¿No sienten como que, desde el 2018, se empezó a gestar algo que no termina de nacer y que, al pasar de los días, poco a poco va adquiriendo forma?

El año 2020, que, de a poco se vio venir, llegó más rápido que eyaculación de precoz. No bien se le intuyó, ya estaba aquí, aplastándonos con su efímera navidad, sin posadas, sin velas, sin uvas o con las uvas más caras del mercado. En cualquier caso, a prisa, fugaz, como aquella tarde que no volverá y que todos tenemos en nuestro recuerdo, baste con cerrar los ojos, sentados en una banca y pensar: ¿Qué me hace más feliz?
Para urgar en la mente y, en este escudriño, no dar con nada, porque los sueños están cada vez más rotos, cada ves se miran más lejanos, como si la niñez nos los acercara y la madurez nos los alejara. Como si los sueños fueran la piel, como si todos fuésemos un chavo-ruco desesperado por no salir de los 30, por no acumular más arrugas y cada arruga fuese un hilo cortado para amarrar el sueño.
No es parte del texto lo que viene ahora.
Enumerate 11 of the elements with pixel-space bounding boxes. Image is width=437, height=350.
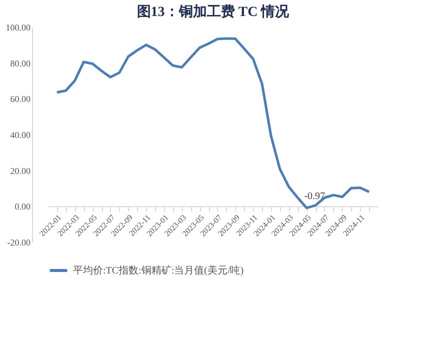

Como si no quisiéramos nacer, para estar en la cuna en la que dormíamos plácidamente.
Esto que recién nace, doloroso, angustioso, con muerte de las flores de este jardín en el que nacimos, con más nacimientos de más capullos, que se desenvuelve en este nuevo año raro y esperado, tan temido y tan llegado, la década de los 20, (la que recordamos está llena de sombreros y solapas y los autos recién eran novedad como, cien años después, lo son los celulares y el internet), es una cosa magníficamente grande.
Aunque seguimos solos igual que hace 100 años, conectados a través de nuestros inventos y desconectados de lo que nos hace ser. Esperemos que esto que nació este 2020 sea ese ser que de verdad somos.
Y que seamos grandes de una buena vez.